Beobachter / Observer: Dr. Thomas SCHRÖFL
E-Mail / email: thomas.schroefl@waa.at
Datum / Date: 06.07.2014
Uhrzeit / Time: 23:30 bis 02:00 MESZ
Beobachtungsort / Location: 1220 Wien
Instrument: Celestron C11, Pentax 75 SDHF, DMK 21AU618.AS, Moravian G2-8300, DADOS- Spektrograph (Gitter 200L/mm)
Bedingungen / Observing conditions:
Durchsicht / Transparency: 2
Grenzgröße / Limiting magnitude: 4.0
Aufhellung / Light pollution: 4
Seeing: 2
Wind: Kein Wind
Temperatur / Temperature: 24°C
Luftfeuchtigkeit / Humidity: 52%
Sonstige Bedingungen / Remarks: Höhe 154m

Was macht man, wenn hartnäckiger Hochnebel nur für wenige Sekunden den Blick zum größten Sonnenfleck seit langem freigibt und an Fotografieren nicht zu denken ist? Richtig, sich ärgern. Aber so heiß kann der Ärger gar nicht sein, dass er den Hochnebel auflöst. Ersatzweise hole ich mir daher astronomisches Vergnügen durch das Ausarbeiten eines Spektrums des Sterns P Cygni, das ich schon am 6.7. aufgenommen habe, Es kann nicht schaden die in Wuppertal vor kurzem wieder aufgefrischten Kenntnisse im Umgang mit der Auswertungssoftware VSpec durch praktische Übungen zu festigen. Im Kurs synchron mit dem Vortragenden seine auf die Leinwand gebeamten Schritte nachzuvollziehen ist das eine, es dann selbst ohne Hilfestellung zu tun aber etwas ganz anderes. Zur Unterstützung liegen neben der Tastatur Bernd Kochs Tutorial (http://www.baader-planetarium.de/dados/download/tutorial-dados-d.pdf), das original Reference Manual und Richard Walkers Praktische Aspekte der Astrospektroskopie (http://www.ursusmajor.ch/downloads/praktische-aspekte-der-spektroskopie-2.0.pdf) und ebenfalls von Walker dessen Spektralatlas für Amateurastronomen Version 5.0 (http://www.ursusmajor.ch/downloads/spektralatlas-5_0-deutsch.pdf).

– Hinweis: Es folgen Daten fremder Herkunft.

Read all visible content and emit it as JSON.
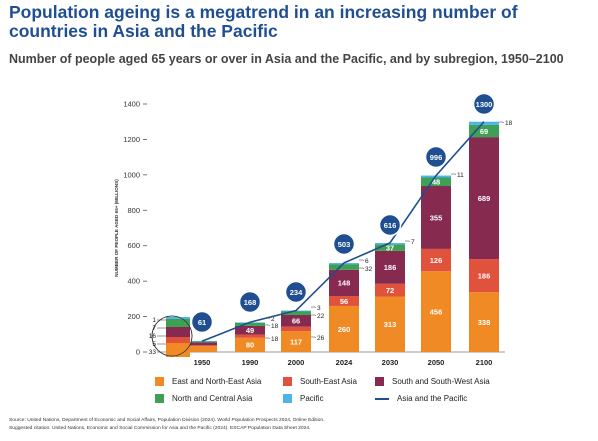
{
  "title": "Population ageing is a megatrend in an increasing number of countries in Asia and the Pacific",
  "subtitle": "Number of people aged 65 years or over in Asia and the Pacific, and by subregion, 1950–2100",
  "chart_data": {
    "type": "bar",
    "stacked": true,
    "ylabel": "NUMBER OF PEOPLE AGED 65+ (MILLIONS)",
    "ylim": [
      0,
      1400
    ],
    "yticks": [
      0,
      200,
      400,
      600,
      800,
      1000,
      1200,
      1400
    ],
    "categories": [
      "1950",
      "1990",
      "2000",
      "2024",
      "2030",
      "2050",
      "2100"
    ],
    "series": [
      {
        "name": "East and North-East Asia",
        "color": "#f08a24",
        "values": [
          33,
          80,
          117,
          260,
          313,
          456,
          338
        ]
      },
      {
        "name": "South-East Asia",
        "color": "#e1523d",
        "values": [
          5,
          18,
          26,
          56,
          72,
          126,
          186
        ]
      },
      {
        "name": "South and South-West Asia",
        "color": "#862a4f",
        "values": [
          16,
          49,
          66,
          148,
          186,
          355,
          689
        ]
      },
      {
        "name": "North and Central Asia",
        "color": "#3ea055",
        "values": [
          7,
          18,
          22,
          32,
          37,
          48,
          69
        ]
      },
      {
        "name": "Pacific",
        "color": "#4eb3e6",
        "values": [
          1,
          2,
          3,
          6,
          7,
          11,
          18
        ]
      }
    ],
    "total_series": {
      "name": "Asia and the Pacific",
      "color": "#1f4e91",
      "values": [
        61,
        168,
        234,
        503,
        616,
        996,
        1300
      ]
    },
    "callout_labels": [
      [
        "1",
        "7",
        "16",
        "5",
        "33"
      ],
      [
        "2",
        "18",
        "",
        "18",
        ""
      ],
      [
        "3",
        "22",
        "",
        "26",
        ""
      ],
      [
        "6",
        "32",
        "",
        "",
        ""
      ],
      [
        "7",
        "",
        "",
        "",
        ""
      ],
      [
        "11",
        "",
        "",
        "",
        ""
      ],
      [
        "18",
        "",
        "",
        "",
        ""
      ]
    ],
    "inner_labels": [
      [
        "",
        "",
        "",
        "",
        ""
      ],
      [
        "80",
        "",
        "49",
        "",
        ""
      ],
      [
        "117",
        "",
        "66",
        "",
        ""
      ],
      [
        "260",
        "56",
        "148",
        "",
        ""
      ],
      [
        "313",
        "72",
        "186",
        "37",
        ""
      ],
      [
        "456",
        "126",
        "355",
        "48",
        ""
      ],
      [
        "338",
        "186",
        "689",
        "69",
        ""
      ]
    ],
    "legend_position": "bottom"
  },
  "source": {
    "line1": "Source: United Nations, Department of Economic and Social Affairs, Population Division (2024). World Population Prospects 2024, Online Edition.",
    "line2": "Suggested citation: United Nations, Economic and Social Commission for Asia and the Pacific (2024). ESCAP Population Data Sheet 2024."
  }
}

Der Schweizer Richard Walker befasst sich seit über 40 Jahren mit der Amateurastronomie und seit geraumer Zeit vor allem mit der stellaren Astrophysik und somit auch mit der Astrospektroskopie. Ganz besonders ist an ihm die Tatsache zu schätzen, dass er sein Wissen und seine Erfahrungen auch zu Papier bzw. zu file bringt und im Internet allen daran Interessierten kostenlos zur Verfügung stellt. Meine bibliophile Neigung wird immer wieder von unserem Mitglied Claus Thienel zufriedengestellt, der mir u.a. auch das pdf des Spektralatlas schön ausgedruckt und als Buch gebunden hat. Nun zu P Cygni, dem Hauptakteur dieses Berichtes: P Cygni liegt im Sternbild Schwan und ist ein leuchtkräftiger blauer Veränderlicher (hypergiant luminous blue variable (LBV)) vom Spektraltyp B2 Ia pe.

Die wichtigsten Daten zu P Cygni:

Scheinbare Helligkeit: 4.8mag Masse:30 M
Absolute Helligkeit: -8.6mag (visuell) Leuchtkraft:610.000 L
Entfernung: 1886 +/-542 pc Temperatur:18.700°K

Radius:76 M

P Cygni liegt nahe bei Sadr (Gamma Cygni) und bildet mit drei weiteren Sternen mit Helligkeiten im Bereich von 7-7.5mag ein markantes Viereck.

Was nun ist an P Cygni so besonders und macht ihn nicht nur zum Namensgeber eines astrophysikalischen Effekts („P Cygni-Profil”) sondern auch zum ständig beobachteten und untersuchten Stern, sowohl von professionellen Astronomen als auch von Amateuren?

Massive heiße Sterne der Spektralklassen O, B und A mit einer Leuchtkraft höher als 104 Lsun haben einen strahlungsgetriebenen Sternwind, mit dem ein relativ hoher Masseverlust des Sterns verbunden ist (bei P Cygni 2 x 10-5 Mass Loss Rate (M/yr)). Der Stern ist also von einer sich ausdehnenden und dabei abkühlenden und in ihrer Dichte abnehmenden Gashülle umgeben. Die Ausdehnungsgeschwindigkeit der Hülle liegt bei beachtlichen 200km/s.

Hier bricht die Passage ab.